One of the great strengths of animation, particularly of the charmingly handmade version on display here, is that it does not pretend to represent reality the way live-action documentary footage might. Animation is transparently fake, and in its own way more honest than a documentary that professes to reveal an objective reality, but manipulates that footage through camera placement, editing, and a million other directorial decisions. Animating the conversations serves another crucial purpose as well: It puts a charming, whimsical, and childlike spin on Chomsky’s endless droning, which can charitably be called incredibly boring. Gondry takes Chomsky out of the classroom and into the loopy world of Waking Life.
The two men are a study in opposites.

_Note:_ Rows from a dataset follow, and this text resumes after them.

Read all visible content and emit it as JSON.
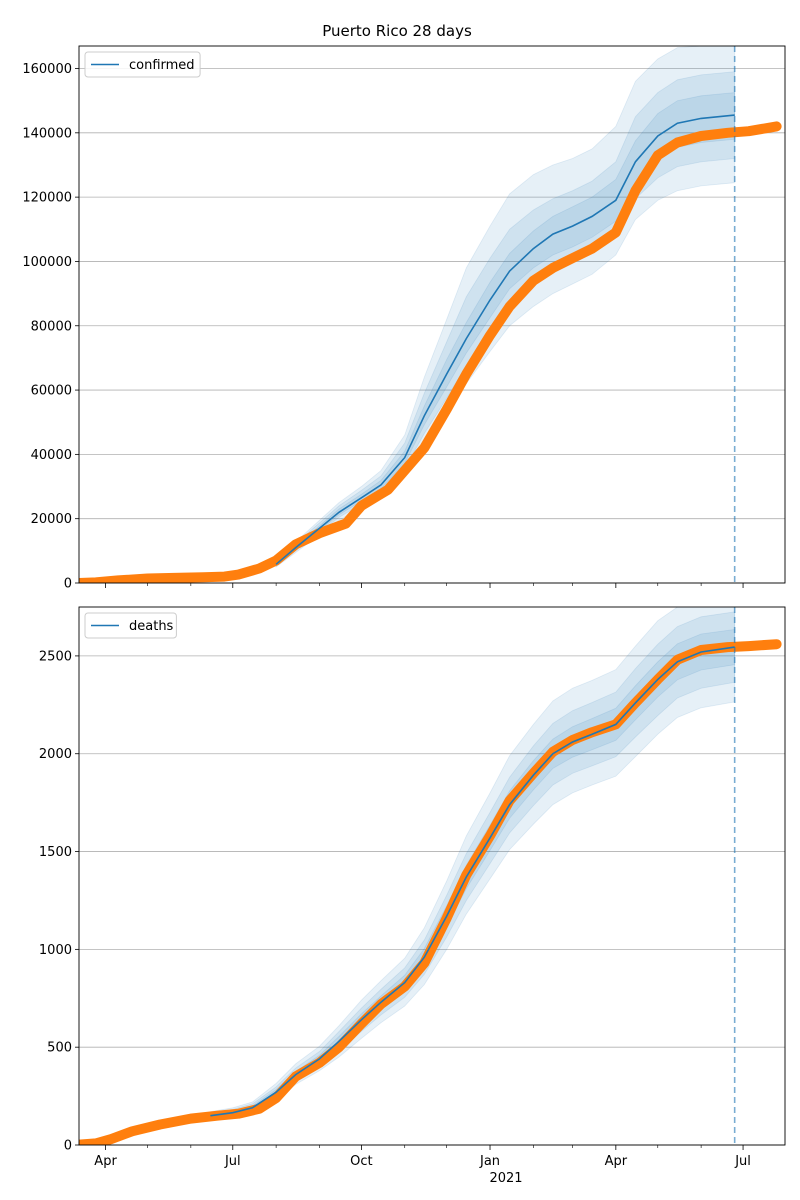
{
  "chart_data": [
    {
      "type": "line",
      "title": "Puerto Rico 28 days",
      "xlabel": "",
      "ylabel": "",
      "ylim": [
        0,
        167000
      ],
      "grid": "horizontal",
      "legend_placement": "top-left",
      "x_ticks": [
        "Apr",
        "Jul",
        "Oct",
        "Jan",
        "Apr",
        "Jul"
      ],
      "y_ticks": [
        "0",
        "20000",
        "40000",
        "60000",
        "80000",
        "100000",
        "120000",
        "140000",
        "160000"
      ],
      "forecast_start": "2021-06-25",
      "series": [
        {
          "name": "confirmed",
          "kind": "forecast-median",
          "color": "#1f77b4",
          "points": [
            [
              "2020-08-01",
              5800
            ],
            [
              "2020-08-15",
              11000
            ],
            [
              "2020-09-01",
              17000
            ],
            [
              "2020-09-15",
              22000
            ],
            [
              "2020-10-01",
              26500
            ],
            [
              "2020-10-15",
              30500
            ],
            [
              "2020-11-01",
              39000
            ],
            [
              "2020-11-15",
              52000
            ],
            [
              "2020-12-01",
              65000
            ],
            [
              "2020-12-15",
              76000
            ],
            [
              "2021-01-01",
              88000
            ],
            [
              "2021-01-15",
              97000
            ],
            [
              "2021-02-01",
              104000
            ],
            [
              "2021-02-15",
              108500
            ],
            [
              "2021-03-01",
              111000
            ],
            [
              "2021-03-15",
              114000
            ],
            [
              "2021-04-01",
              119000
            ],
            [
              "2021-04-15",
              131000
            ],
            [
              "2021-05-01",
              139000
            ],
            [
              "2021-05-15",
              143000
            ],
            [
              "2021-06-01",
              144500
            ],
            [
              "2021-06-25",
              145500
            ]
          ],
          "bands": [
            {
              "lower": [
                5000,
                9500,
                15000,
                19500,
                23500,
                27000,
                33500,
                43000,
                53000,
                62000,
                72000,
                80000,
                86000,
                90000,
                93000,
                96000,
                102000,
                113000,
                119000,
                122000,
                123500,
                124500
              ],
              "upper": [
                6600,
                12800,
                19500,
                25000,
                30000,
                35000,
                46000,
                64000,
                82000,
                98000,
                111000,
                121000,
                127000,
                130000,
                132000,
                135000,
                142000,
                156000,
                163000,
                166500,
                167000,
                167000
              ]
            },
            {
              "lower": [
                5200,
                10000,
                15800,
                20400,
                24600,
                28200,
                35500,
                46500,
                57500,
                67500,
                78000,
                86500,
                92500,
                96500,
                99500,
                102500,
                108000,
                119500,
                126000,
                129500,
                131000,
                132000
              ],
              "upper": [
                6400,
                12300,
                18700,
                24000,
                28800,
                33300,
                43500,
                59000,
                75000,
                89000,
                101000,
                110000,
                116000,
                119500,
                122000,
                125000,
                131000,
                145000,
                152500,
                156500,
                158000,
                159000
              ]
            },
            {
              "lower": [
                5500,
                10500,
                16400,
                21200,
                25500,
                29300,
                37200,
                49200,
                61000,
                71500,
                82500,
                91500,
                98000,
                102000,
                104500,
                107500,
                112500,
                124500,
                132000,
                135500,
                137000,
                138000
              ],
              "upper": [
                6100,
                11600,
                17800,
                23000,
                27600,
                31900,
                41000,
                55000,
                69500,
                81000,
                93500,
                102500,
                109500,
                114000,
                117000,
                120000,
                125500,
                137500,
                146000,
                150000,
                151500,
                152500
              ]
            }
          ]
        },
        {
          "name": "",
          "kind": "observed",
          "color": "#ff7f0e",
          "points": [
            [
              "2020-03-13",
              5
            ],
            [
              "2020-03-25",
              200
            ],
            [
              "2020-04-10",
              800
            ],
            [
              "2020-05-01",
              1400
            ],
            [
              "2020-05-20",
              1600
            ],
            [
              "2020-06-10",
              1800
            ],
            [
              "2020-06-25",
              2000
            ],
            [
              "2020-07-05",
              2600
            ],
            [
              "2020-07-20",
              4500
            ],
            [
              "2020-08-01",
              7000
            ],
            [
              "2020-08-15",
              12000
            ],
            [
              "2020-09-01",
              15500
            ],
            [
              "2020-09-20",
              18500
            ],
            [
              "2020-10-01",
              24000
            ],
            [
              "2020-10-20",
              29000
            ],
            [
              "2020-11-01",
              35000
            ],
            [
              "2020-11-15",
              42000
            ],
            [
              "2020-12-01",
              54000
            ],
            [
              "2020-12-15",
              65000
            ],
            [
              "2021-01-01",
              77000
            ],
            [
              "2021-01-15",
              86000
            ],
            [
              "2021-02-01",
              94000
            ],
            [
              "2021-02-15",
              98000
            ],
            [
              "2021-03-01",
              101000
            ],
            [
              "2021-03-15",
              104000
            ],
            [
              "2021-04-01",
              109000
            ],
            [
              "2021-04-15",
              122000
            ],
            [
              "2021-05-01",
              133000
            ],
            [
              "2021-05-15",
              137000
            ],
            [
              "2021-06-01",
              139000
            ],
            [
              "2021-06-20",
              140000
            ],
            [
              "2021-07-05",
              140500
            ],
            [
              "2021-07-25",
              142000
            ]
          ]
        }
      ]
    },
    {
      "type": "line",
      "title": "",
      "xlabel": "2021",
      "ylabel": "",
      "ylim": [
        0,
        2750
      ],
      "grid": "horizontal",
      "legend_placement": "top-left",
      "x_ticks": [
        "Apr",
        "Jul",
        "Oct",
        "Jan",
        "Apr",
        "Jul"
      ],
      "y_ticks": [
        "0",
        "500",
        "1000",
        "1500",
        "2000",
        "2500"
      ],
      "forecast_start": "2021-06-25",
      "series": [
        {
          "name": "deaths",
          "kind": "forecast-median",
          "color": "#1f77b4",
          "points": [
            [
              "2020-06-15",
              150
            ],
            [
              "2020-07-01",
              165
            ],
            [
              "2020-07-15",
              190
            ],
            [
              "2020-08-01",
              270
            ],
            [
              "2020-08-15",
              360
            ],
            [
              "2020-09-01",
              440
            ],
            [
              "2020-09-15",
              530
            ],
            [
              "2020-10-01",
              640
            ],
            [
              "2020-10-15",
              730
            ],
            [
              "2020-11-01",
              830
            ],
            [
              "2020-11-15",
              960
            ],
            [
              "2020-12-01",
              1170
            ],
            [
              "2020-12-15",
              1370
            ],
            [
              "2021-01-01",
              1570
            ],
            [
              "2021-01-15",
              1740
            ],
            [
              "2021-02-01",
              1890
            ],
            [
              "2021-02-15",
              2000
            ],
            [
              "2021-03-01",
              2060
            ],
            [
              "2021-03-15",
              2100
            ],
            [
              "2021-04-01",
              2150
            ],
            [
              "2021-04-15",
              2260
            ],
            [
              "2021-05-01",
              2380
            ],
            [
              "2021-05-15",
              2470
            ],
            [
              "2021-06-01",
              2520
            ],
            [
              "2021-06-25",
              2545
            ]
          ],
          "bands": [
            {
              "lower": [
                130,
                140,
                160,
                230,
                310,
                380,
                450,
                545,
                625,
                710,
                820,
                1000,
                1180,
                1360,
                1510,
                1640,
                1740,
                1800,
                1840,
                1885,
                1985,
                2100,
                2185,
                2235,
                2265
              ],
              "upper": [
                170,
                190,
                220,
                315,
                415,
                505,
                610,
                740,
                840,
                955,
                1110,
                1350,
                1580,
                1800,
                1990,
                2150,
                2270,
                2335,
                2375,
                2430,
                2550,
                2680,
                2750,
                2750,
                2750
              ]
            },
            {
              "lower": [
                136,
                148,
                170,
                244,
                328,
                402,
                480,
                580,
                665,
                755,
                872,
                1063,
                1250,
                1438,
                1595,
                1735,
                1840,
                1900,
                1938,
                1985,
                2085,
                2195,
                2285,
                2335,
                2365
              ],
              "upper": [
                164,
                182,
                210,
                297,
                393,
                478,
                580,
                700,
                796,
                905,
                1048,
                1277,
                1490,
                1700,
                1880,
                2040,
                2155,
                2220,
                2262,
                2315,
                2435,
                2560,
                2650,
                2700,
                2725
              ]
            },
            {
              "lower": [
                142,
                156,
                180,
                257,
                344,
                421,
                505,
                610,
                698,
                792,
                916,
                1117,
                1310,
                1505,
                1670,
                1815,
                1925,
                1982,
                2020,
                2068,
                2173,
                2290,
                2378,
                2428,
                2455
              ],
              "upper": [
                158,
                174,
                200,
                283,
                376,
                459,
                555,
                670,
                762,
                868,
                1004,
                1223,
                1430,
                1635,
                1810,
                1965,
                2075,
                2138,
                2180,
                2232,
                2347,
                2470,
                2562,
                2612,
                2635
              ]
            }
          ]
        },
        {
          "name": "",
          "kind": "observed",
          "color": "#ff7f0e",
          "points": [
            [
              "2020-03-13",
              2
            ],
            [
              "2020-03-25",
              8
            ],
            [
              "2020-04-05",
              30
            ],
            [
              "2020-04-20",
              70
            ],
            [
              "2020-05-10",
              105
            ],
            [
              "2020-06-01",
              135
            ],
            [
              "2020-06-20",
              150
            ],
            [
              "2020-07-05",
              160
            ],
            [
              "2020-07-20",
              185
            ],
            [
              "2020-08-01",
              240
            ],
            [
              "2020-08-15",
              350
            ],
            [
              "2020-09-01",
              420
            ],
            [
              "2020-09-15",
              500
            ],
            [
              "2020-10-01",
              620
            ],
            [
              "2020-10-15",
              720
            ],
            [
              "2020-11-01",
              810
            ],
            [
              "2020-11-15",
              930
            ],
            [
              "2020-12-01",
              1160
            ],
            [
              "2020-12-15",
              1380
            ],
            [
              "2021-01-01",
              1580
            ],
            [
              "2021-01-15",
              1760
            ],
            [
              "2021-02-01",
              1900
            ],
            [
              "2021-02-15",
              2010
            ],
            [
              "2021-03-01",
              2070
            ],
            [
              "2021-03-15",
              2110
            ],
            [
              "2021-04-01",
              2150
            ],
            [
              "2021-04-15",
              2260
            ],
            [
              "2021-05-01",
              2380
            ],
            [
              "2021-05-15",
              2480
            ],
            [
              "2021-06-01",
              2530
            ],
            [
              "2021-06-20",
              2545
            ],
            [
              "2021-07-05",
              2550
            ],
            [
              "2021-07-25",
              2560
            ]
          ]
        }
      ]
    }
  ]
}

Gondry is an eternal child, where Chomsky seems to have been born a dour, grey-haired old man. Gondry radiates infectious curiosity and enthusiasm, where Chomsky speaks with a tedious certainty even as he answers Gondry’s questions with further questions. His observations about language, science, and the way we process the world obfuscate more than than they educate.
Gondry makes the film partially about the making of the film, which could come off as self-indulgent in another context, but proves enormously winning here. He frets about wanting to finish the movie before Chomsky dies, cops to not understanding some of Chomsky’s ideas, obsesses about his own difficulties with the English language and the way that affects the way he processes the world, and discusses the animating process and how he simultaneously juggled editing The Green Hornet and working on his Chomsky film.
Gondry’s animation is Keith Haring-like in its simple expressiveness. They’re brain doodles filled with life, energy, and a sense of fun that animates Chomsky’s ideas and theories in more ways than one. Chomsky is a cold, grey, dry subject, but Gondry penetrates his emotional walls to get Chomsky to talk briefly about his late wife and the life they shared, and Chomsky’s early experiences with anti-semitism, a formative trauma that seems to have permanently affected how he sees the world. Gondry’s lovely animation transforms a lecture into an unexpected love story and creates a sense of romance. In these brief segments, we get a glimpse of the man behind those cerebral theories.